Throughout the world, the average number of people living together in a household is shrinking, primarily because of lower fertility rates, an increasing number of divorces, higher per capita income, aging populations, and a decline in multigenerational family units, the study notes. "Reduction in average household size takes a double toll on resource use and biodiversity. First, more households means mote housing units, thus generally increasing the amount of land and materials (for example, wood, concrete, and steel) needed for housing construction." Second, fewer people per household leads to higher per-capita consumption of water, fuel, land, and other natural resources, even when the size of the population declines. "This easily overlooked trend presents a particularly serious threat to biodiversity--the plants, animals, and microbes underpinning our life-support systems," Daily emphasizes. "The threat is particularly acute in so-called biodiversity `hotspot' countries, where extraordinarily rich stocks of native species are threatened by human activities."

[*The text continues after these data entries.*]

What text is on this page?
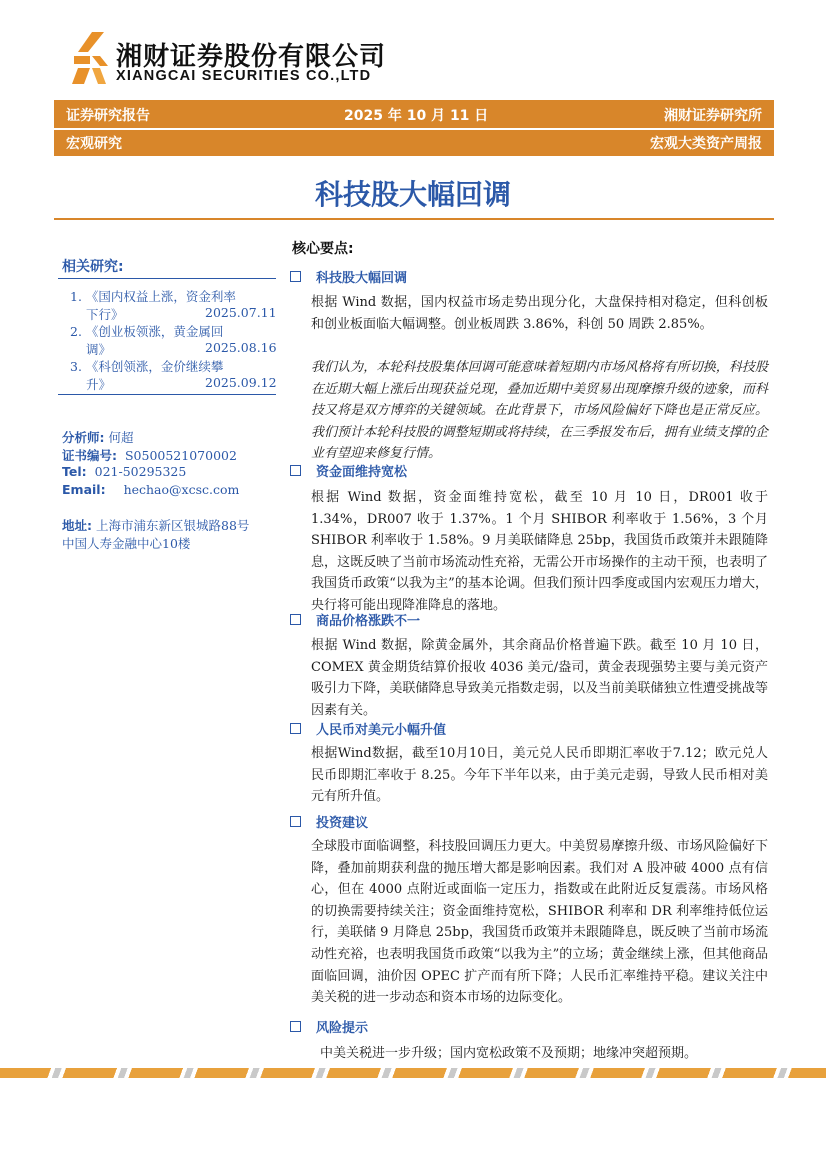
湘财证券股份有限公司
XIANGCAI SECURITIES CO.,LTD
证券研究报告	2025 年 10 月 11 日	湘财证券研究所
宏观研究	宏观大类资产周报
科技股大幅回调
相关研究:
1. 《国内权益上涨，资金利率
下行》	2025.07.11
2. 《创业板领涨，黄金属回
调》	2025.08.16
3. 《科创领涨，金价继续攀
升》	2025.09.12
分析师: 何超
证书编号: S0500521070002
Tel: 021-50295325
Email: hechao@xcsc.com
地址: 上海市浦东新区银城路88号
中国人寿金融中心10楼
核心要点:
科技股大幅回调
根据 Wind 数据，国内权益市场走势出现分化，大盘保持相对稳定，但科创板和创业板面临大幅调整。创业板周跌 3.86%，科创 50 周跌 2.85%。
我们认为，本轮科技股集体回调可能意味着短期内市场风格将有所切换，科技股在近期大幅上涨后出现获益兑现，叠加近期中美贸易出现摩擦升级的迹象，而科技又将是双方博弈的关键领域。在此背景下，市场风险偏好下降也是正常反应。我们预计本轮科技股的调整短期或将持续，在三季报发布后，拥有业绩支撑的企业有望迎来修复行情。
资金面维持宽松
根据 Wind 数据，资金面维持宽松，截至 10 月 10 日，DR001 收于 1.34%，DR007 收于 1.37%。1 个月 SHIBOR 利率收于 1.56%，3 个月 SHIBOR 利率收于 1.58%。9 月美联储降息 25bp，我国货币政策并未跟随降息，这既反映了当前市场流动性充裕，无需公开市场操作的主动干预，也表明了我国货币政策“以我为主”的基本论调。但我们预计四季度或国内宏观压力增大，央行将可能出现降准降息的落地。
商品价格涨跌不一
根据 Wind 数据，除黄金属外，其余商品价格普遍下跌。截至 10 月 10 日，COMEX 黄金期货结算价报收 4036 美元/盎司，黄金表现强势主要与美元资产吸引力下降，美联储降息导致美元指数走弱，以及当前美联储独立性遭受挑战等因素有关。
人民币对美元小幅升值
根据Wind数据，截至10月10日，美元兑人民币即期汇率收于7.12；欧元兑人民币即期汇率收于 8.25。今年下半年以来，由于美元走弱，导致人民币相对美元有所升值。
投资建议
全球股市面临调整，科技股回调压力更大。中美贸易摩擦升级、市场风险偏好下降，叠加前期获利盘的抛压增大都是影响因素。我们对 A 股冲破 4000 点有信心，但在 4000 点附近或面临一定压力，指数或在此附近反复震荡。市场风格的切换需要持续关注；资金面维持宽松，SHIBOR 利率和 DR 利率维持低位运行，美联储 9 月降息 25bp，我国货币政策并未跟随降息，既反映了当前市场流动性充裕，也表明我国货币政策“以我为主”的立场；黄金继续上涨，但其他商品面临回调，油价因 OPEC 扩产而有所下降；人民币汇率维持平稳。建议关注中美关税的进一步动态和资本市场的边际变化。
风险提示
中美关税进一步升级；国内宽松政策不及预期；地缘冲突超预期。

The researchers analyzed demographic data compiled by the United Nations from 141 countries, 76 of which have been identified as biodiversity hotspots, including Australia, India, Kenya, Brazil, China, Italy, and the U.S. "Ignoring population growth, reduction in household size alone is projected to add 233,000,000 households to hotspot countries between 2000 and 2015," Daily stresses. This trend could have a particularly damaging effect in biologically sensitive areas such as the Wolong Nature Reserve in China, where the growth in new homes has led to deforestation and the loss and fragmentation of habitat for giant pandas.
The threat to global biodiversity is likely to escalate, the report maintains, because current household trends, such as higher divorce rates and increased affluence, are expected to continue. For example, in Florida's Indian River County north of Miami, the number of residents per household has declined by 22% in the last 30 years, while the floor area in a single-story one-family house has increased by one-third.